Review: The Yellow Handkerchief

Feelings of loneliness and detachment usually isolate people from the world around them. But these feelings also can bring lonely souls together, bonding them with a shared sense of separation from their families and friends.
This paradoxical notion that separation can unite people is the central theme of The Yellow Handkerchief, a quietly intense film about three disparate strangers who generally trust no one but learn to trust each other while on a road trip through Louisiana. Smartly written, beautifully filmed and powerfully acted, The Yellow Handkerchief opens in Austin at the Arbor on Friday.
The story opens as Brett Hanson (William Hurt), newly paroled after six years in prison, wanders into a rural Louisiana town with a lot of emotional baggage and no idea where life will take him next. He meets awkward, lovelorn teen Gordy (Eddie Redmayne) and sullen teen beauty Martine (Kristen Stewart) after witnessing Gordy's inept and predictably disastrous attempt to impress the girl.
Although Martine has just met Gordy and has no interest in him, she does take him up on his offer to drive her out of town to escape the boredom of small-town life for a few hours. While waiting for a ferry that will take them across a river to the freedom that lies on the other shore, Gordy and Martine again meet Brett, who is headed for a bus station on the other shore also. At Martine's insistence, Brett agrees to ride with them to the bus station, but when a severe thunderstorm stops all public transportation, their short trip turns into an overnight stay at a motel. When the storm's aftermath stops the ferry and buses from running the next day also, the three decide to take a road trip together, heading toward Brett's former home in southern Louisiana.
Brett, Gordy and Martine meet under unlikely circumstances, and at first it seems implausible that such vastly different people would want to travel together. But as their conversations (and in Brett's case, multiple flashbacks) slowly reveal their backstories, it's apparent that they have much in common. More than anything, all three are seriously damaged goods. Well into grizzled middle age, Brett is on the run from a criminal past, a relationship that ended bitterly and crippling feelings of guilt. Gordy is the quintessential teen nerd -- gangly, smart, socially inept and now adrift, having left home after a terrible episode. And at only 15, Martine already is distancing herself from her dysfunctional family and hiding her loneliness behind a wall of teen-queen aloofness. Obviously, all three are running from any kind of attachment while barely hiding their desire for it.
The Yellow Handkerchief is short on plot, relying instead on well-written characters and superb acting to tell its slowly unfolding story. Hurt gives a typically spot-on performance as Brett; his bland handsomeness and affable demeanor make it plausible that two teenagers would give a normally scary stranger like him a ride.
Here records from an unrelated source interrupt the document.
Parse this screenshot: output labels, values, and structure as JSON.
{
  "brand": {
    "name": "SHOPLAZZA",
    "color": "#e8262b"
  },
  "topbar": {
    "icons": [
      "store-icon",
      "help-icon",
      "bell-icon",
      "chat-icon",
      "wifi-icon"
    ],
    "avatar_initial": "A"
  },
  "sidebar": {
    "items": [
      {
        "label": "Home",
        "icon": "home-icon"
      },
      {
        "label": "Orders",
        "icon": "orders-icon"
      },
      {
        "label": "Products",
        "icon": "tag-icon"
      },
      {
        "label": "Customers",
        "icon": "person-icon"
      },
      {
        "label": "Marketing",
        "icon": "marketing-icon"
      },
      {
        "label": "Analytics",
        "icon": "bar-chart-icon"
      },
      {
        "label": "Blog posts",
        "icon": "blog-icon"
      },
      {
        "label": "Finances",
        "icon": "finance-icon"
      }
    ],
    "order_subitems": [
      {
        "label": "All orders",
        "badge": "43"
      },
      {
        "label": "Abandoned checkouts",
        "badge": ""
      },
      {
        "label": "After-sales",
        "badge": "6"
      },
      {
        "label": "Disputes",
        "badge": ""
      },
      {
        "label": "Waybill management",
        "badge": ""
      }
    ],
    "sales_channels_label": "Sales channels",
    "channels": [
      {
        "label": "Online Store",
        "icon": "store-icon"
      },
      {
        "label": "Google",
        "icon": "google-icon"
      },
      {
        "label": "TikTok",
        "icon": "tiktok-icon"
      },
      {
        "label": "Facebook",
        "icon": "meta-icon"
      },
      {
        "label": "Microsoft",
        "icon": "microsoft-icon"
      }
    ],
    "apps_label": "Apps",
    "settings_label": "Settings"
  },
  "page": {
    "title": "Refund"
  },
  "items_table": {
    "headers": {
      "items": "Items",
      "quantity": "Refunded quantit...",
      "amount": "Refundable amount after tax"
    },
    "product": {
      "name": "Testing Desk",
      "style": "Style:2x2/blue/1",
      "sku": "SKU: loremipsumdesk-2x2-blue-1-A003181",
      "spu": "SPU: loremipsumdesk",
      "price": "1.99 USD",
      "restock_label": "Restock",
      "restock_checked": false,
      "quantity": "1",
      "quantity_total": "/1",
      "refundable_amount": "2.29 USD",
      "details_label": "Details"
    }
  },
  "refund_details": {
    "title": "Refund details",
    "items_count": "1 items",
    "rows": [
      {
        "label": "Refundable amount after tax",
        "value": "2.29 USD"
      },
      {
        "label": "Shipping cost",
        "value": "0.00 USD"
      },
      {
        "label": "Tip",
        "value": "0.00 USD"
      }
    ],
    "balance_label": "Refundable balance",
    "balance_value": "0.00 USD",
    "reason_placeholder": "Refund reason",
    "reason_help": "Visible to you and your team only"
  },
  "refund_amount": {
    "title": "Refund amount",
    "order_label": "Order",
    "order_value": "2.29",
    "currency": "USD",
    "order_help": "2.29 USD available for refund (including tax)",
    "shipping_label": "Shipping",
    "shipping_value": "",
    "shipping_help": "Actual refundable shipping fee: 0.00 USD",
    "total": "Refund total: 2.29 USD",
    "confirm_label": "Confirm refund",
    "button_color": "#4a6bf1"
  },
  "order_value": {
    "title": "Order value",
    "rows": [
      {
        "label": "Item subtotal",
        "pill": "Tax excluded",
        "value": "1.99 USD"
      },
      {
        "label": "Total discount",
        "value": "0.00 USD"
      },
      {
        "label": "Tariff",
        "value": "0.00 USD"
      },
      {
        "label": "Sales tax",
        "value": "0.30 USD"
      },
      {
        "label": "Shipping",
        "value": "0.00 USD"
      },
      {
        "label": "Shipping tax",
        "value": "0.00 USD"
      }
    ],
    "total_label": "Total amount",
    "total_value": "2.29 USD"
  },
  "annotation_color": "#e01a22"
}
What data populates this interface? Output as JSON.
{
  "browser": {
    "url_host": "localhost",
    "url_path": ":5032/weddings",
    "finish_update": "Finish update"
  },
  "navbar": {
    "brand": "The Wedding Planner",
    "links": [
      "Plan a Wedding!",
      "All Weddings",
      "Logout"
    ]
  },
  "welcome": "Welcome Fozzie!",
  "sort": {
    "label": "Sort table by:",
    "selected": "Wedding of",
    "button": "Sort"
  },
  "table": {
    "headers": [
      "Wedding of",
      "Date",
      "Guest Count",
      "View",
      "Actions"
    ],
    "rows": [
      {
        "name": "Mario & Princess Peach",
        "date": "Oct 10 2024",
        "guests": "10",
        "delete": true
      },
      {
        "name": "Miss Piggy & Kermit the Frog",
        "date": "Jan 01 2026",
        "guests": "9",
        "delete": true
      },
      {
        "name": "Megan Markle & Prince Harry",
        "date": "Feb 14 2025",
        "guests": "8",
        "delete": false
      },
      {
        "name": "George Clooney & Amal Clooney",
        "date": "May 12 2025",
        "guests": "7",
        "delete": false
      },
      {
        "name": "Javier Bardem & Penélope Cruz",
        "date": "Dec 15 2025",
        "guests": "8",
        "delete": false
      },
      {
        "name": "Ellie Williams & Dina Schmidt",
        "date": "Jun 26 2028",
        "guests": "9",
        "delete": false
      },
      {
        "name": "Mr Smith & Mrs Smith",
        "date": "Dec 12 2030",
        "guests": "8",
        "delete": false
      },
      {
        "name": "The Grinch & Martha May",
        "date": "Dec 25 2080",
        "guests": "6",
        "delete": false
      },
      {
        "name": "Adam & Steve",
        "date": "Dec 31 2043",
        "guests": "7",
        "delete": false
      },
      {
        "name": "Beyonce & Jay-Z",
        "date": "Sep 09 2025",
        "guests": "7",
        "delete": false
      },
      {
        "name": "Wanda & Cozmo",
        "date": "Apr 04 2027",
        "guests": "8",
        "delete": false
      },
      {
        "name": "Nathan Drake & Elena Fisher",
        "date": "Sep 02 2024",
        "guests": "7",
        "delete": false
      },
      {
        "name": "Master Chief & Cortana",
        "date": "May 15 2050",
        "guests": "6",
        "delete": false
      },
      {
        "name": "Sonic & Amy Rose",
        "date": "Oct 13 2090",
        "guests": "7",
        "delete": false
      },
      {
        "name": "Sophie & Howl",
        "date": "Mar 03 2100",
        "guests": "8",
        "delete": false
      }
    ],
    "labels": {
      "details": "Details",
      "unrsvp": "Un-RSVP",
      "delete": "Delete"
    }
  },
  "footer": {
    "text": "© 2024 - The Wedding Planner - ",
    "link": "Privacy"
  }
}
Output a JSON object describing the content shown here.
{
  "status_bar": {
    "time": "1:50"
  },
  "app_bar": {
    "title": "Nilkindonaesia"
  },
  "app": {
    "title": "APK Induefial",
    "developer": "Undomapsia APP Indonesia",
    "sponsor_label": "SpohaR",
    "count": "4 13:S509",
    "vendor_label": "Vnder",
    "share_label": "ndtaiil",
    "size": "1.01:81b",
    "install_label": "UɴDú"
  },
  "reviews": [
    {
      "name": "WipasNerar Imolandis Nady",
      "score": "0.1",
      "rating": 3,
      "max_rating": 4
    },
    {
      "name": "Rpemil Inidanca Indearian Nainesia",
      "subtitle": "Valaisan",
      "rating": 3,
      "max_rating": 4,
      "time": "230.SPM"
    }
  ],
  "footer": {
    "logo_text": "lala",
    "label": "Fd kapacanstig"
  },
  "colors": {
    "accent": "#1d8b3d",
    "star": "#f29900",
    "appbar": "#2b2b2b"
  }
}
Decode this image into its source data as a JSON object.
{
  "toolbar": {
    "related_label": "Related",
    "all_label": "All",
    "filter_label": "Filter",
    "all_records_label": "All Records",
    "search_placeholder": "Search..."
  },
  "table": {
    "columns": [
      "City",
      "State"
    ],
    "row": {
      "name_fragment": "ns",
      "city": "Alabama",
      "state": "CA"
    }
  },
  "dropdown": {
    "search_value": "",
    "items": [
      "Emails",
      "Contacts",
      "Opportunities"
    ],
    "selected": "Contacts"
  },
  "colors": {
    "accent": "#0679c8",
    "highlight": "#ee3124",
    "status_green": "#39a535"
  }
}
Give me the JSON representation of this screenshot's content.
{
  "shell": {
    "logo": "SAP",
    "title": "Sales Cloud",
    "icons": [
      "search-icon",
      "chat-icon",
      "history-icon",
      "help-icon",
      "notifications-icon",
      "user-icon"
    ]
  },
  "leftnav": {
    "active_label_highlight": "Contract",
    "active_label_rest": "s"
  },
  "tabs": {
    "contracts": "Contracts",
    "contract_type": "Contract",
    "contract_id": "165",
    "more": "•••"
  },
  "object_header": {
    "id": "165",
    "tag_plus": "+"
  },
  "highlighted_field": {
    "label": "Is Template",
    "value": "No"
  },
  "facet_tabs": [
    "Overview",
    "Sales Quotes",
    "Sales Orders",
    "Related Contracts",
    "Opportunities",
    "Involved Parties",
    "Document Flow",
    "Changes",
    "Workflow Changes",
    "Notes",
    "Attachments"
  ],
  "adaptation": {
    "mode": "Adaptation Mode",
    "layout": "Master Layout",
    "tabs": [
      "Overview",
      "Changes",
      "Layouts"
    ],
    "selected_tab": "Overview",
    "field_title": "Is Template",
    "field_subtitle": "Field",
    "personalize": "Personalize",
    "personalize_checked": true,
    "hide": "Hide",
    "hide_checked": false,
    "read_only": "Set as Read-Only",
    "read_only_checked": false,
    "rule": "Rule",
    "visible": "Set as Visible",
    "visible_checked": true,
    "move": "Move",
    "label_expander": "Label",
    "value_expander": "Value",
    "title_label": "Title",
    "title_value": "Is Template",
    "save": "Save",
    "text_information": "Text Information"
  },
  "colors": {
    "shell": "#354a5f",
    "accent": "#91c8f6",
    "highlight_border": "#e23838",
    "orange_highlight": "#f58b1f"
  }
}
As Martine, Stewart exudes a cool, somewhat jaded sexuality and proves she has the acting chops for far meatier roles than Bella Swan. (Hopefully, we'll see more of her in productions like The Yellow Handkerchief and less of her in Twilight sequels.) Maria Bello is hard as nails in a supporting role as Brett's love interest, May, whose toughness and slightly shopworn beauty hint that she's dealing with her own painful past.
The film's most multilayered and amazing performance, however, is Redmayne's Gordy. Redmayne -- a British actor in his late twenties -- convincingly portrays a Louisiana teenager who is emotionally immature and yet sometimes wise beyond his years, the sort of kid who can't get a date but can tell middle-aged Brett a thing or two about relationships.
Filmed on location in New Orleans and Morgan City, Louisiana, The Yellow Handkerchief also has a keen sense of place as character. The road-trip theme affords many drive-by shots of rusting small towns and lush farmland, as well as empty, storm-ravaged buildings, FEMA trailers and other remnants of life after Katrina and the resulting floods. The weatherbeaten characters travel in an equally weatherbeaten land, but both endure.
My only complaint about The Yellow Handkerchief is the ending. To avoid a spoiler, I'll just say that at the end of an intense story about complex people, the tone changes suddenly and everything is wrapped up a far too neatly to be believable. Then again, indie and art films are famous for ambiguous endings, so my gripe about the tidy closure at the end of The Yellow Handkerchief may be mostly because it defies convention. (Real-life situations sometimes are neatly resolved, so I suppose indie film plots can be, too.) But aside from the ending, I found The Yellow Handkerchief to be poignant, true to life and thoroughly enjoyable.